Illinois State Board of Investment, Chicago, dropped Southeastern Asset Management, which ran $302 million in active domestic all-cap value equities, for failure to comply with the $10.1 billion fund's minority brokerage policy, said William Atwood, executive director. Southeastern traded 13.8% of its brokerage commission dollars with minority-owned firms in the 2004 fiscal year, according to a board letter to the firm. The board's policy calls for 15%.
Southeastern had managed money for the board since 1990 and performed consistently well, Mr. Atwood said. It outperformed its Russell 3000 value index benchmark by an annualized 3.7 percentage points a year for the 10 years ended May 31, according to a report by Marquette Associates, the board's consultant. "Achieving a certain performance level doesn't free you from having to follow policy," Mr. Atwood added, saying all other managers have met the policy or subsequently came into compliance.

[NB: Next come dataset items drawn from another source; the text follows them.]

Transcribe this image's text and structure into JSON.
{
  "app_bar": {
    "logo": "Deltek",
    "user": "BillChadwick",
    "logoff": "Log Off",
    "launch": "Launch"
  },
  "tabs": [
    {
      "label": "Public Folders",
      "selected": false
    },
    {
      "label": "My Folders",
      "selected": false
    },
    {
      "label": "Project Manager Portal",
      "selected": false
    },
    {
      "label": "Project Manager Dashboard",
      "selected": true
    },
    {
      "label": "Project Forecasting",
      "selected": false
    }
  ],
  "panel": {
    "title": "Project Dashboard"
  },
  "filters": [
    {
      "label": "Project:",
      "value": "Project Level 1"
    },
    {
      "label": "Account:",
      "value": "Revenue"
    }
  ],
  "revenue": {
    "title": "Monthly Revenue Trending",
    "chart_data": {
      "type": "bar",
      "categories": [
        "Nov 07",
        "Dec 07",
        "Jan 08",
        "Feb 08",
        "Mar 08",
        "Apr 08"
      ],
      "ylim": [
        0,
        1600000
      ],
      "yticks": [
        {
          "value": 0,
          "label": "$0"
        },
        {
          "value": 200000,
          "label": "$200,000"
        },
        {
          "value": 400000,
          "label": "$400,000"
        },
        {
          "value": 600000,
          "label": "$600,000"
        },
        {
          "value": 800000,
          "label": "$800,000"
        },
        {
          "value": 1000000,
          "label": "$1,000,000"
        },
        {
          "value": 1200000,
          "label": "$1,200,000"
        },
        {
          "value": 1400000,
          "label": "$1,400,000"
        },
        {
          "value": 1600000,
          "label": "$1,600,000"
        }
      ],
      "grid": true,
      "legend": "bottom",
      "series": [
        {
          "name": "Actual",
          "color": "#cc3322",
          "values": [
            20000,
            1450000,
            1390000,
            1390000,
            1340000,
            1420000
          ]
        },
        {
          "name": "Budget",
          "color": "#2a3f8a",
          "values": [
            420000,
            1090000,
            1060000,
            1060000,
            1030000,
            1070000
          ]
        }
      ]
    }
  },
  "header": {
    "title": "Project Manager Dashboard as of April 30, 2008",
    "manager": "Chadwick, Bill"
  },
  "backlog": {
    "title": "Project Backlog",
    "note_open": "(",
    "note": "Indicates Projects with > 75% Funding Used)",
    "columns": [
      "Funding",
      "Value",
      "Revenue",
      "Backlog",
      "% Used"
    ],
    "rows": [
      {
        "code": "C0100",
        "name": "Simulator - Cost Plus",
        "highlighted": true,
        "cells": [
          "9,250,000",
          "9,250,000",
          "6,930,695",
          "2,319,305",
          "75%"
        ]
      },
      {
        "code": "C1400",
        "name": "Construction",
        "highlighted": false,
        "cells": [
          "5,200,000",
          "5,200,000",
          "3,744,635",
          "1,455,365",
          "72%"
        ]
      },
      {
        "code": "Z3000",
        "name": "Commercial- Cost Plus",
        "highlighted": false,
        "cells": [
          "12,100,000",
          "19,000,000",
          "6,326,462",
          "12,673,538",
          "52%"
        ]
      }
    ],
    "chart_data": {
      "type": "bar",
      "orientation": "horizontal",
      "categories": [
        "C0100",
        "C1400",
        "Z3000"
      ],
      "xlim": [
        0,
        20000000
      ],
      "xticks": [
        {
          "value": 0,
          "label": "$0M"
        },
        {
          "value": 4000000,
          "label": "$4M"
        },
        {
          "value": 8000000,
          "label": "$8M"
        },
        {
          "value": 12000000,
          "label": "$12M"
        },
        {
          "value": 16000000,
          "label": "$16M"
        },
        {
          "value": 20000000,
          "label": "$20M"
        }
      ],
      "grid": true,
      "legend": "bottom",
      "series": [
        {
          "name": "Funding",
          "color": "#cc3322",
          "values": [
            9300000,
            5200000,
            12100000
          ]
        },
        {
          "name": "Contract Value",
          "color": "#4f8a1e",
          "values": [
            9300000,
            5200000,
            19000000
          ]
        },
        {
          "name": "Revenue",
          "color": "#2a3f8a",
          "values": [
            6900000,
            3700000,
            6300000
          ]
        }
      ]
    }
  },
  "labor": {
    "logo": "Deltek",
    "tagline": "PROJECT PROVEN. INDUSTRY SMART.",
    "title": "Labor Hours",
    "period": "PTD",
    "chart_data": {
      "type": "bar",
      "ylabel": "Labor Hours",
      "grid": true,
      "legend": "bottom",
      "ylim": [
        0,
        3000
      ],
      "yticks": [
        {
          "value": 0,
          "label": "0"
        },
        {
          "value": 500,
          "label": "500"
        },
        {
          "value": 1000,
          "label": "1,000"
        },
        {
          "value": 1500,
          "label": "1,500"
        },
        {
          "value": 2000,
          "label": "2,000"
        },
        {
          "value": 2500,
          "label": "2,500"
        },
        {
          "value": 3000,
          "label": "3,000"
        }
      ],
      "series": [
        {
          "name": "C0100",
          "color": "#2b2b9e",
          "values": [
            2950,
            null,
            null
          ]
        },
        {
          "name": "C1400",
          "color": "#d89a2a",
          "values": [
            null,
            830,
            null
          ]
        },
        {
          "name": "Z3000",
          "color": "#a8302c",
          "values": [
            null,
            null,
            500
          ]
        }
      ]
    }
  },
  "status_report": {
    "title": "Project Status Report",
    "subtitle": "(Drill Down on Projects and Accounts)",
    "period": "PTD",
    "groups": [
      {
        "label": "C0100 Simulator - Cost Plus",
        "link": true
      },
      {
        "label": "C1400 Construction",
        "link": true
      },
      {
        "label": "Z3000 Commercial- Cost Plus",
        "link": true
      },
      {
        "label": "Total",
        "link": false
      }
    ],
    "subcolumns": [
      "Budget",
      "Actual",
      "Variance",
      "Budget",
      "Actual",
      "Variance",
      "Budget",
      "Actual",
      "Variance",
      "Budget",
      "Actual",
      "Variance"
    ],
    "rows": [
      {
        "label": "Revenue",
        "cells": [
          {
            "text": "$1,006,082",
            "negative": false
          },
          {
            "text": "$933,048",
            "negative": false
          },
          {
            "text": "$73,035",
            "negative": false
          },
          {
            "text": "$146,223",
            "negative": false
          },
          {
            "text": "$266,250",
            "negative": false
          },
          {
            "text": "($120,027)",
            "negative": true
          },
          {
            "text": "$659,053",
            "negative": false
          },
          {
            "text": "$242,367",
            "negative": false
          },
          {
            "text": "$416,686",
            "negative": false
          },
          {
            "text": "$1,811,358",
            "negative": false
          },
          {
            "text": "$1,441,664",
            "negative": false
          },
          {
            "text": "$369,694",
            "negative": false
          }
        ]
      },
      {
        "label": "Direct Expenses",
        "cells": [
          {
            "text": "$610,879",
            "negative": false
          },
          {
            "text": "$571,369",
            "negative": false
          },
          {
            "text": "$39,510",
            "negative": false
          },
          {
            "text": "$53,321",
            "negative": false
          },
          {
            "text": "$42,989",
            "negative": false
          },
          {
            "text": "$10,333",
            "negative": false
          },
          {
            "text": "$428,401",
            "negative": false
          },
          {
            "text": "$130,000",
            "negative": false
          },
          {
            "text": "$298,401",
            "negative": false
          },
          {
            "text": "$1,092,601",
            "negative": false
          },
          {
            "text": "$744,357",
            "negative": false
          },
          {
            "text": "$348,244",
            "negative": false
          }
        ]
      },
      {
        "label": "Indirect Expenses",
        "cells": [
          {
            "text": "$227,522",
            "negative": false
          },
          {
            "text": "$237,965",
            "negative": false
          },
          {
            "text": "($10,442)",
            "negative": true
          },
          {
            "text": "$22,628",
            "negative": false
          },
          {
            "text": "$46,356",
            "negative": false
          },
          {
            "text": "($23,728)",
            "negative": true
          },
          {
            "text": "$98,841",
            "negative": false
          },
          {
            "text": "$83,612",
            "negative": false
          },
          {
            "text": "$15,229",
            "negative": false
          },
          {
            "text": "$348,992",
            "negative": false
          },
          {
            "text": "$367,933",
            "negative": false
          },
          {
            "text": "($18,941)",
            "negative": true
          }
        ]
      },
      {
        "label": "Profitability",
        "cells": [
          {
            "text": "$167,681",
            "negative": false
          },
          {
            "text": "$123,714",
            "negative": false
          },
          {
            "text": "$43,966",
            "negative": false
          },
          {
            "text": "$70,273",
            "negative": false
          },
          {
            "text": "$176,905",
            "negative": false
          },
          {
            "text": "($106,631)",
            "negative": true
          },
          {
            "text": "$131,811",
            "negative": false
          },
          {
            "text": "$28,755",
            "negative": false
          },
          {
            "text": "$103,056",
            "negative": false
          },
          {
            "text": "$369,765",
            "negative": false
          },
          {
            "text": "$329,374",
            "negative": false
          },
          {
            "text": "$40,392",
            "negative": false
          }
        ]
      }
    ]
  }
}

Lee Harper, Southeastern vice president-marketing, said officials for the company wouldn't comment because of a confidentiality provision in the contract.
Deborah L. Craddock, Southeastern vice president, said in a letter to the board that while Southeastern officials "admire and support your concern for minority-owned businesses" and "made best efforts" to meet the policy, it couldn't do so without risking its fiduciary responsibility.
The assets were split evenly among the board's active domestic large-cap value equity managers: LSV, which now runs $474.5 million; Bear Stearns, $470.5 million; NWQ, $474.5 million; and High Pointe, $126.5 million.